Frank Lasse on BSM’s 360-degree safety approach and why safety is everyone’s responsibility.

BSM’s safety statistics for container vessels make for impressive reading: Total Recordable Case Frequency (TRCF), which measures personal injuries on board, was reduced by 35% last year, while the Lost Time Incident Frequency rate was consistently below 0.96.

But there is never room for complacency. These results are down to constant focus on safety, continuous improvement of safety procedures and protocols and strong focus on skills, training, technology and digital tools, all matched by a commitment to the wider industry through BSM’s proactive membership of the Container Ship Safety Forum (CSSF, a global business-to-business network).

“Safety is something we can and always will improve,” says Frank Lasse, Director LPSQ (Loss Prevention and Safety Quality) at BSM. “We constantly keep our finger on the pulse.”

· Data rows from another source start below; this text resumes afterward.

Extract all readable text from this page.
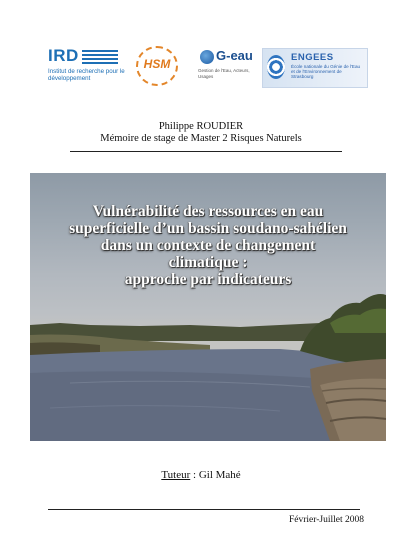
IRD
Institut de recherche pour le développement
HSM
G-eau
Gestion de l'Eau, Acteurs, Usages
ENGEES
École nationale du Génie de l'Eau et de l'Environnement de Strasbourg
Philippe ROUDIER
Mémoire de stage de Master 2 Risques Naturels
Vulnérabilité des ressources en eau
superficielle d’un bassin soudano-sahélien
dans un contexte de changement
climatique :
approche par indicateurs
Tuteur : Gil Mahé
Février-Juillet 2008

Where does the responsibility for safety lie? At BSM, it lies with everyone, at every level, all the time.

“Container ship safety has obviously been a concern since the ships were put into service, and as they get bigger and bigger the problems have increased. For example, firefighting is a problem and so is lashing, with containers so high on deck,” says Frank.


“We recognise that we can’t overcome some of these challenges on our own – regulatory changes are needed to improve the situation. We must connect with the IMO in order to raise awareness on a political and regulatory level.”

Within BSM, there has been an important shift in emphasis from a purely ‘top down’ concept to one that includes everyone. “The traditional approach would be implementing ideas agreed by the board; although it obviously had impact, it did not involve the more junior positions in the company. At BSM, we want safety improvements coming from all levels of the company.”


Passing responsibility to those at the ‘sharp end’ can deliver stunning results, as shown in 2019 when the challenge of improving Port State Control (PSC) inspections statistics was handed over to marine superintendents. “Not only was there a dramatic improvement in PSC performance, but the safety statistics improved to a degree that we had never seen before – far fewer incidents, less costly, fewer people being injured,” says Frank.

“In the past people might have felt that they were being told what to do but they knew better. Now they are happier to get involved because they can see that they are listened to.”

BSM’s “My Idea” platform was set up to encourage anyone in the company to pass on their ideas, whether crew, environment, technology or safety related. What is more, if an idea is accepted, the project could be handed over to the person who suggested it. “We don’t take the idea and run with it; we let the people take the idea and implement it,” says Frank. “I believe this is the way forward.”

That ties in with BSM’s ‘Just Culture’ which promotes personal accountability and transparency. Safety, as Frank says, is everyone’s responsibility.